Depression I understand to a degree since I've experienced stuff like that before. I'm not accustomed to the majority of them though. I can deal with mental illnesses to an extent. Severe illnesses would probably be a big enough turn off to where I wouldn't date them.
I think of it like this: I treat people with mental illnesses like anyone else. I don't give them extra points to account for the illness. I put them on the same playing field.
However, no matter how severe the illness is, nothing is saying I won't be friends with them. And, if the friendship happens and I figured out I actually really like the person later on, sure I'd date them.
Depression is so debilitating for the person suffering. It all depends on the reason for their depression. There's many reasons for Depression and many levels of the severity of depression too
If someone was depressed due to a breakup with a person they loved then I wouldn't date him, because I would never give my heart to someone who was still picking up the pieces of their own. They'd need time to heal before they could ever be happy with someone else
If they were depressed due to unresolved issues or a past trauma then I would date him. I would appreciate his trust in me and his willingness to open up and confide in me about it. His candor would draw me closer to him. I value people's honesty , especially when I know they aren't obliged to disclose anything to me , and when I know it's not easy for them to talk about something which causes them so much pain.
I have done this. And it is draining. You try to help them but then they are angry because your literally changing their thought process. And some people don't realize it but they use depression as a way of being noticed. Its very difficult subject. I personally believe if you are not well while you are alone. You are depressed then you need to get sorted. You need to become happy. Most people think by finding the perfect ideal person to care about you is going to make them happy. Sure for a while it will but later on you will still be asking the question "Why am I not happy?". So many people fall for that trap. "The key to happiness is progress" "If your not growing your dying." - Tony Robbins I only talked about depression here the other mental illnesses are to broad and different to say yes or no.
Absolutely. Not only do I have a mental illness (Major Depression) but I want to be a doctor. Look, mental illness aren't fun, but they don't make you a bad person. Sometimes we just need someone to help us out. It may be tedious at times, and cause a bit of stress, but if the person truly loves you it won't matter! sometimes all we need is some love and affection. Besides, I AM dating someone with a mental illness, and I love her to the moon and back times a thousand!!

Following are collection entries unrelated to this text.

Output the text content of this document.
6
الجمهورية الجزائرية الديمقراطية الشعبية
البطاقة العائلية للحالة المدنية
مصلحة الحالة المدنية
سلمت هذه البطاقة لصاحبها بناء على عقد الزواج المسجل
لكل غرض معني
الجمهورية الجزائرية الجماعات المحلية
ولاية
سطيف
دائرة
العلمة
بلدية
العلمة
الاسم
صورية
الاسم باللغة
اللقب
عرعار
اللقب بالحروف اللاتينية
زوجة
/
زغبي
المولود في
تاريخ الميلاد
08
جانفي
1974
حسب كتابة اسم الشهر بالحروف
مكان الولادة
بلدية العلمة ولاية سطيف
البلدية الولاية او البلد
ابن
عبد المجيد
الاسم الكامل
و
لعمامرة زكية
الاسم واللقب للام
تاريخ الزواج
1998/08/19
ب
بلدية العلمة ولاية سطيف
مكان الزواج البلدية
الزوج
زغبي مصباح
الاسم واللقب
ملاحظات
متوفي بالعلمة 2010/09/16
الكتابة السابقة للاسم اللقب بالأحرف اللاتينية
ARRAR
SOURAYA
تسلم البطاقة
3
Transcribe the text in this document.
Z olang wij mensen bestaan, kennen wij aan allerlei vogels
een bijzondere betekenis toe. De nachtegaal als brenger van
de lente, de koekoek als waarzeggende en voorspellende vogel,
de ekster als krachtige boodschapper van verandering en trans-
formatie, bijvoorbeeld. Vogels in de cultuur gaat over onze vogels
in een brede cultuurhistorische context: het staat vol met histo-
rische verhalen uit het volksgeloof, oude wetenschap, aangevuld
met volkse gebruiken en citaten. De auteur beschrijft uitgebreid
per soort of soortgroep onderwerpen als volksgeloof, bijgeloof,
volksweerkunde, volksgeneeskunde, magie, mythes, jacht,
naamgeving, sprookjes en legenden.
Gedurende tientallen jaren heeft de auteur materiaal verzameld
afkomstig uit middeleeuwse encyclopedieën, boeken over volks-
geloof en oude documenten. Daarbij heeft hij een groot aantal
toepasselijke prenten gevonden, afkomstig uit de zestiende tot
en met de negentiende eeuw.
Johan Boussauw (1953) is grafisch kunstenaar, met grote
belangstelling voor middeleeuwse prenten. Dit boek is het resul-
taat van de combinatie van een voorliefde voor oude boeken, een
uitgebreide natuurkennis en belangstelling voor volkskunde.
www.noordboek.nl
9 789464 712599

Depression or anxiety yes, bipolar, no, been there done that, even a mild case with medication, no. Its more about what kind of mental illness, for instance schizophrenea is fat more severe than anxiety or depression, and bipolar, even a mild case, also severe.
It depends, I did in the past and it was a rollercoaster and I literally had to complain about communication all the time in order to finally get a pinch of it. So I guess maybe- if communication was strong from the start, I have no issues with leaving someone alone if they want their alone time, or if theyre just having a shit day. But I don't want to be off wondering what the hell is going on.
I have never been depressed but I am more into happy people.
Only if it wasn't severe. I tried dating a guy with bi polar depression and he made it really difficult. He kept breaking up with me, then wanting me back... I can't stand that jerking back and forth. I offered him help, but as a friend since I couldn't be in a relationship with him. He didn't take that so well and disappeared from my life.